CHRONICLES FROM THE SIEGE
Un premier long percutant
Synopsis du film
Gaza, sous les bombes. Alors que le vieux M. Arafat s’est fait arracher des mains le sac d’aide alimentaire qu’il avait pu récupérer à l’arrière d’un camion, le jeune Youssef lui amène de la nourriture chez lui. C’est l’hiver, la neige est là. Aidé de trois amis, Youssef tente d’arriver, en perçant les murs afin d’éviter de passer par la rue où sévissent des snipers, jusqu’au local du charpentier, afin de récupérer du bois. Mais ils tombent sur le vidéo club que gérait M. Arafat…
Critique du film CHRONICLES FROM THE SIEGE
Prix du meilleur premier film au dernier Festival de Berlin, "Chronicles for The Siege" est une chronique de la guerre à Gaza, sous forme de fiction, voulue au plus près de quelques habitants, obligés de survivre dans les décombres. Définissant cette guerre comme un siège, avec ses deux facettes, matérielle et psychologique, dès le début, lorsque le groupe de 4 jeunes n’a d’autre option que de passer la nuit dans un vidéo club abandonné, Abdallah Alkhatib réussit un film à la fois tendu et émouvant. Parvenant même à distiller quelques touches d’humour dans un pareil contexte, il dresse le portrait d’un lieu dévasté, où l’on récupère ce qu’on peut dans les appartements éventrés, où une cigarette se partage à 5 et a autant de valeur qu’un frigo ou une télé, où l’on se douche avec un bidon d’eau, et où l’amour tente de surnager.

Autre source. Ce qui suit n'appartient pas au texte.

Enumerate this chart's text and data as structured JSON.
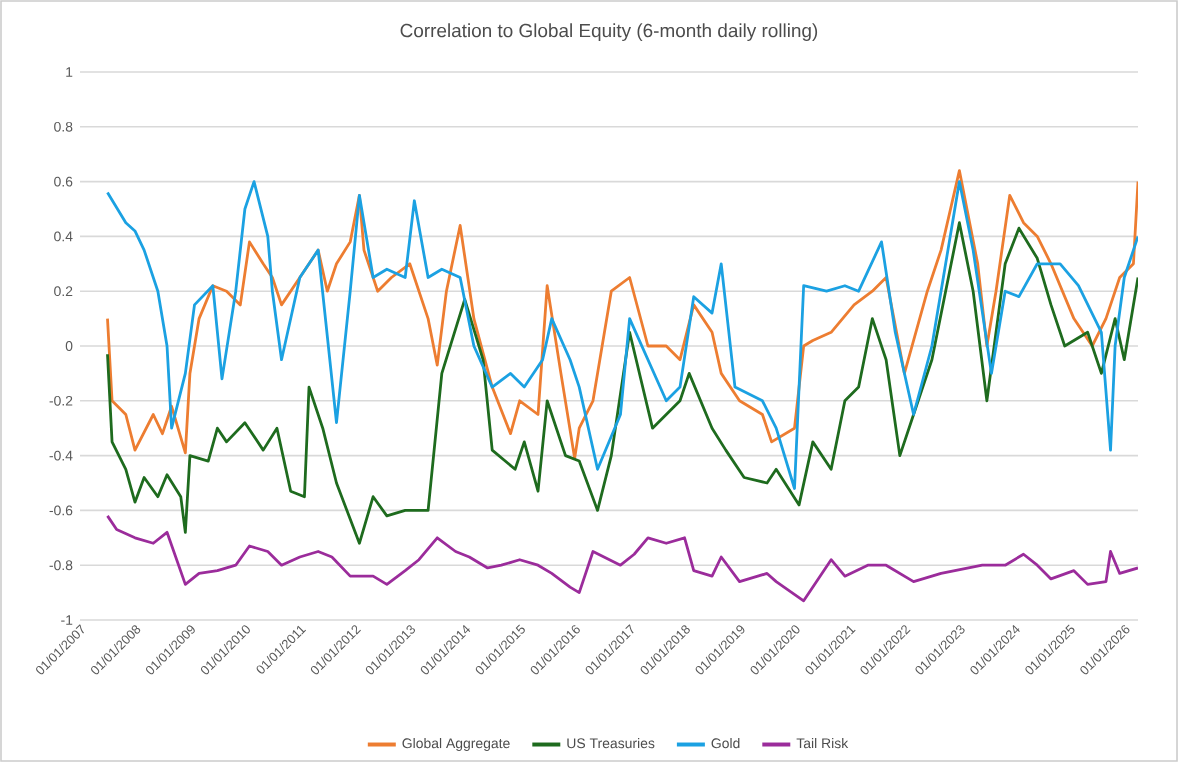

Suivant principalement le personnage de Youssef, qui filme autour de lui, et se révolte lorsqu’une cassette vidéo sert de combustible, l’intrigue fait aussi intervenir, de manière récurrente, le personnage de ce vieil homme, M. Arafat, affamé dans son appartement, suivi par des enfants dans la rue, en fauteuil roulant à l’hôpital, pour mieux incarner l’ignominie de frappes hasardeuses et des comportements en temps de guerre. Rappelant la valeur de l’immatériel, du plaisir culturel et de la mémoire locale, "Chronicles from The Siege" se clôt dans une séquence d’hôpital des plus saisissantes, par quelques remarquables plans séquences et des scènes choc où le seul mot qui compte est la survie, et ponctuellement l’entraide.